Suddenly I’m overcome with panic. To this woman, we look like a family. Are we a family?
I mean, I’ve wanted that for as long as I can remember, but then everything has changed. Nothing makes sense anymore, and I’m not even sure who I am.
And if Apollo is the person we’ve been looking for, what changes? Nothing.

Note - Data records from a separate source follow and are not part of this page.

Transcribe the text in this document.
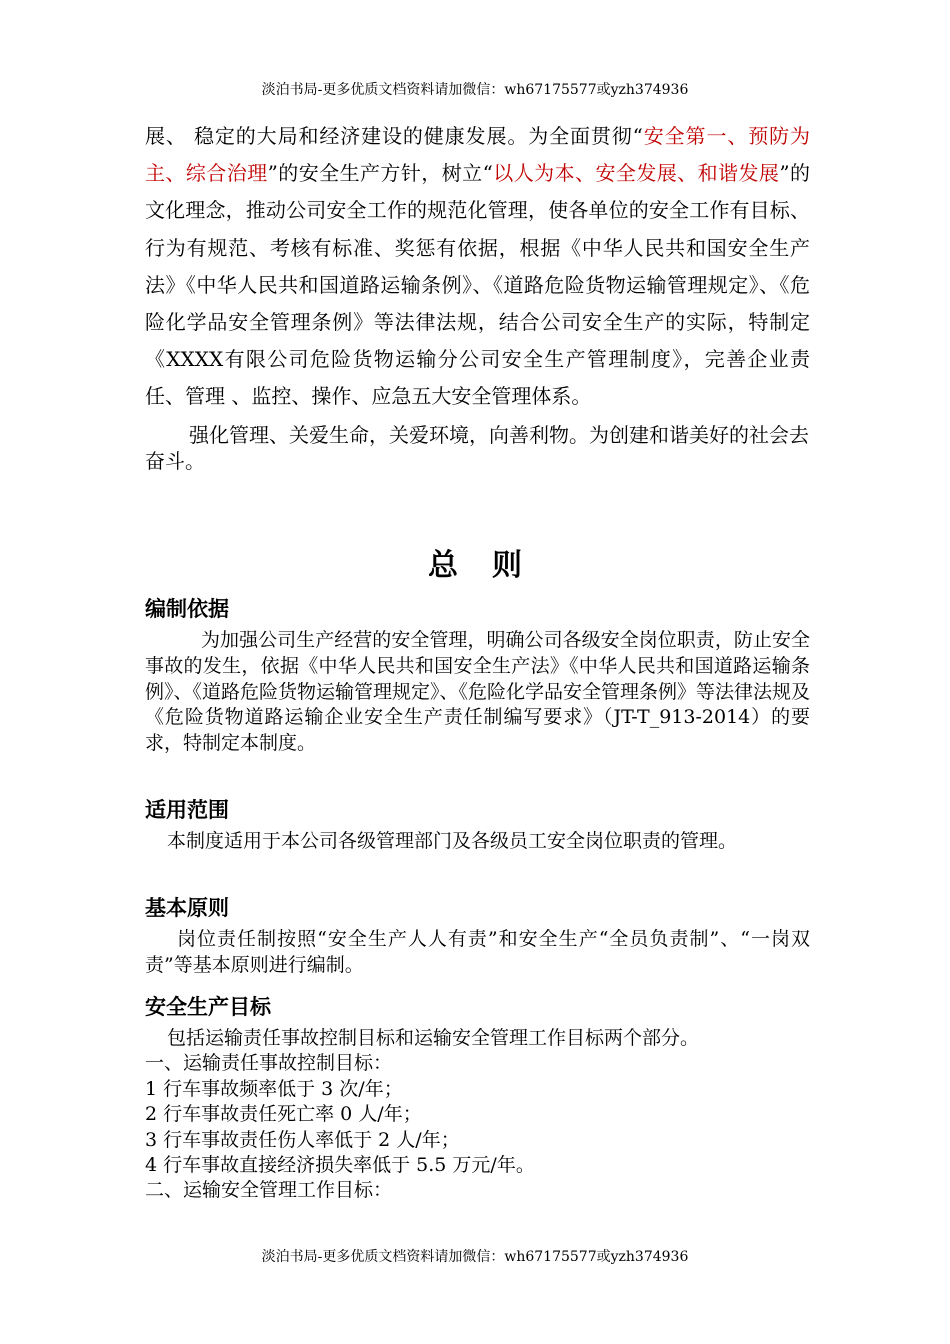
淡泊书局-更多优质文档资料请加微信：wh67175577或yzh374936

展、 稳定的大局和经济建设的健康发展。为全面贯彻“安全第一、预防为主、综合治理”的安全生产方针，树立“以人为本、安全发展、和谐发展”的文化理念，推动公司安全工作的规范化管理，使各单位的安全工作有目标、行为有规范、考核有标准、奖惩有依据，根据《中华人民共和国安全生产法》《中华人民共和国道路运输条例》、《道路危险货物运输管理规定》、《危险化学品安全管理条例》等法律法规，结合公司安全生产的实际，特制定《XXXX有限公司危险货物运输分公司安全生产管理制度》，完善企业责任、管理 、监控、操作、应急五大安全管理体系。

强化管理、关爱生命，关爱环境，向善利物。为创建和谐美好的社会去奋斗。

总 则
编制依据

为加强公司生产经营的安全管理，明确公司各级安全岗位职责，防止安全事故的发生，依据《中华人民共和国安全生产法》《中华人民共和国道路运输条例》、《道路危险货物运输管理规定》、《危险化学品安全管理条例》等法律法规及《危险货物道路运输企业安全生产责任制编写要求》（JT-T_913-2014）的要求，特制定本制度。

适用范围

本制度适用于本公司各级管理部门及各级员工安全岗位职责的管理。

基本原则

岗位责任制按照“安全生产人人有责”和安全生产“全员负责制”、“一岗双责”等基本原则进行编制。

安全生产目标

包括运输责任事故控制目标和运输安全管理工作目标两个部分。

一、运输责任事故控制目标：

1 行车事故频率低于 3 次/年；

2 行车事故责任死亡率 0 人/年；

3 行车事故责任伤人率低于 2 人/年；

4 行车事故直接经济损失率低于 5.5 万元/年。

二、运输安全管理工作目标：

淡泊书局-更多优质文档资料请加微信：wh67175577或yzh374936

My art and career in photography no longer brings me much joy. Sure, I’m still working, even if the pace is slower. But I don’t always have the vision that I once had.
I no longer have the ability to see the image before it’s shot. Every aspect of a great shot—the angle and the light—used to talk to me. It all came so naturally to me as if a part of me. And now? Nothing.
No, there are days when I go through the motions with everything, all the while stuck in a chamber of what ifs and dark imaginings. Even with a potential answer. A name. A person. I still have no knowledge or recollection of what may have happened to me.